I've been busy, thus I have two pages of new posts to cover. Instead of quoting, I'll use "headings" instead...
Pipeline Stalls and Optimization
I remember the official P6 Optimization Manual mentioning that any instruction longer than 7 bytes would cause a pipeline stall. Since that has been a long time ago, I'm guessing it's no longer that severe.
An interesting matter is also that a lot of the instructions that were used for speed, are somewhat slow nowadays. Take these for example:
ADD EAX, 1
INC EAX
In theory they do the same thing, but INC used to be faster, because on older CPUs every byte counted. Not only because of RAM restrictions, but because as a rule of thumb every byte took another cycle to process.
In practice they are not the same, because INC sets the condition flags slightly differently. The effect is that the general instruction (ADD) is implemented in an optimized form, while the more specific instruction (INC) is often implemented in microcode.

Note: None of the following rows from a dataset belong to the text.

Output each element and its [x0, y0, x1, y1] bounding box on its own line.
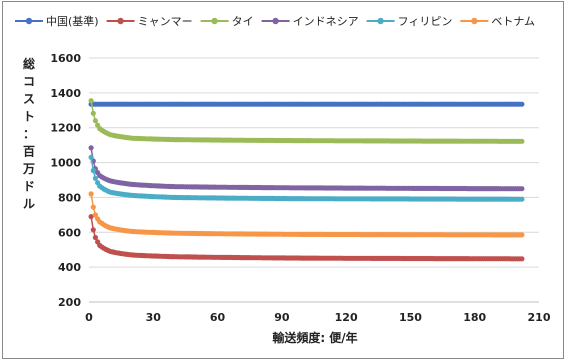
- series-3: [88, 145, 525, 192]
- data-point: [88, 214, 94, 220]
- legend-label: タイ: [232, 15, 254, 28]
- series-1: [88, 214, 525, 262]
- x-tick-label: 210: [528, 311, 551, 324]
- legend-item: タイ: [200, 15, 254, 28]
- x-axis-title: 輸送頻度: 便/年: [272, 330, 357, 345]
- legend-label: ベトナム: [491, 15, 535, 28]
- chart-frame: 中国(基準) ミャンマー タイ インドネシア フィリピン ベトナム 0 30 60 90 120 1…: [2, 1, 564, 359]
- legend-item: ベトナム: [460, 15, 535, 28]
- data-point: [90, 227, 96, 233]
- x-tick-label: 150: [399, 311, 422, 324]
- x-tick-label: 60: [210, 311, 226, 324]
- data-point: [519, 101, 525, 107]
- x-axis: 0 30 60 90 120 150 180 210: [85, 311, 551, 324]
- data-point: [88, 145, 94, 151]
- legend-swatch-marker: [377, 17, 384, 25]
- y-axis-title-char: ：: [23, 127, 35, 141]
- data-point: [519, 186, 525, 192]
- data-point: [519, 232, 525, 238]
- legend-label: インドネシア: [293, 15, 359, 28]
- gridlines: [89, 57, 539, 303]
- y-tick-label: 400: [58, 261, 81, 274]
- series-5: [88, 191, 525, 238]
- data-point: [88, 191, 94, 197]
- data-point: [519, 256, 525, 262]
- y-tick-label: 1400: [50, 87, 81, 100]
- y-axis-title-char: 総: [23, 56, 35, 71]
- legend-item: 中国(基準): [15, 14, 99, 28]
- y-tick-label: 1600: [50, 52, 81, 65]
- legend-swatch-marker: [117, 17, 124, 25]
- legend-swatch-marker: [25, 17, 33, 25]
- legend-label: フィリピン: [398, 15, 453, 28]
- x-tick-label: 90: [274, 311, 290, 324]
- y-axis-title-char: ド: [23, 180, 35, 194]
- y-tick-label: 1000: [50, 157, 81, 170]
- data-point: [92, 175, 98, 181]
- x-tick-label: 180: [463, 311, 486, 324]
- data-point: [90, 167, 96, 174]
- x-tick-label: 120: [335, 311, 358, 324]
- y-axis-title-char: ス: [23, 92, 35, 106]
- y-axis-title-char: 万: [22, 162, 35, 176]
- legend-item: インドネシア: [261, 15, 359, 28]
- y-tick-label: 1200: [50, 122, 81, 135]
- legend: 中国(基準) ミャンマー タイ インドネシア フィリピン ベトナム: [15, 14, 535, 28]
- legend-swatch-marker: [272, 17, 279, 25]
- legend-swatch-marker: [211, 17, 218, 25]
- legend-item: ミャンマー: [106, 15, 193, 28]
- data-point: [519, 196, 525, 202]
- y-axis: 200 400 600 800 1000 1200 1400 1600: [50, 52, 81, 309]
- legend-label: ミャンマー: [138, 15, 193, 28]
- series-2: [88, 98, 525, 144]
- data-point: [90, 110, 96, 116]
- y-tick-label: 200: [58, 296, 81, 309]
- data-point: [92, 234, 98, 241]
- series-line: [90, 100, 522, 143]
- data-point: [92, 212, 98, 218]
- legend-swatch-marker: [471, 17, 478, 25]
- y-axis-title-char: ル: [23, 197, 35, 211]
- y-tick-label: 800: [58, 191, 81, 204]
- line-chart: 中国(基準) ミャンマー タイ インドネシア フィリピン ベトナム 0 30 60 90 120 1…: [15, 14, 551, 345]
- data-point: [88, 98, 94, 104]
- y-axis-title-char: ト: [23, 110, 35, 124]
- series-line: [90, 157, 522, 200]
- y-axis-title-char: コ: [23, 75, 35, 89]
- series-4: [88, 154, 525, 202]
- series-0: [88, 101, 525, 107]
- series-line: [90, 147, 522, 190]
- y-tick-label: 600: [58, 226, 81, 239]
- data-point: [88, 154, 94, 160]
- legend-label: 中国(基準): [46, 14, 99, 28]
- data-point: [92, 118, 98, 124]
- legend-item: フィリピン: [366, 15, 453, 28]
- y-axis-title-char: 百: [23, 145, 35, 159]
- series-line: [90, 216, 522, 260]
- x-tick-label: 30: [146, 311, 162, 324]
- data-point: [519, 138, 525, 144]
- data-point: [90, 204, 96, 210]
- series-layer: [88, 98, 525, 262]
- x-tick-label: 0: [85, 311, 93, 324]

I'll leave it to Cliff or others to correct me, because my knowledge might be totally outdated.
Wide Microarchitectures
The wide microarchitectures might be somewhat newer in the ARM world, but they have been used before in the Apple world.
NetBurst (the Pentium 4 architecture) went deep, i.e. it had a very deep pipeline to reduce the complexity of each step and thus have the option to increase the overall clock. I guess Intel thought they could go up to 10 GHz, but then they hit a wall somewhere between 4 and 5 GHz.
The G4 (PowerPC 74xx) on the other hand was very wide instead. I think it was even wider than the G5 by comparison (the G5 had fewer AltiVec units, IIRC).
RISC and Designs
I think David Patterson made a small error with the RISC arcronym, because a lot of people expect a compact instruction set when they hear that it stands for "Reduced Instruction Set Computer".
The author of the book Optimizing PowerPC Code wrote that "Reduced Instruction Set Complexity" might be a better explanation for the acronym.
I think for teaching the basic MIPS instruction set is much easier to understand than x86, so that's definitely a plus. One could argue, if RISC-V might be a better pick, since it is newer and open source, though.
As for designs, no matter what any x86 fan might tell you: RISC has won, because any up-to-date x86 processor is using a RISC-like implementation internally, otherwise they would not be able to compete in terms of performance.
Hyperthreading
Didn't DEC experiment with SMT on the Alpha in the end?
Talking of Alpha, I remembered that they predicted a 1000-fold speed increase: 10 times by increasing the clock, 10 times through super-scalar architecture, and 10 times through CPU clusters.
Alder Lake
When Intel announced it as Core and Atom hybrid, I knew it was a hack and I was surprised that they actually produced it. The big.LITTLE concept only makes sense, when the ISAs of the different cores are the same. But I guess Intel got desparate and and they didn't have to time to design a proper E-core.
Nothing against Atom, I believe the CPUs are better than their reputation, and they are probably not pushed by Intel, otherwise they might poach some of the more lucrative Core market. But the idea behind Alder Lake is a bit of a joke. I'm surprised it runs as good as it does. Makes one hell of a heater, though.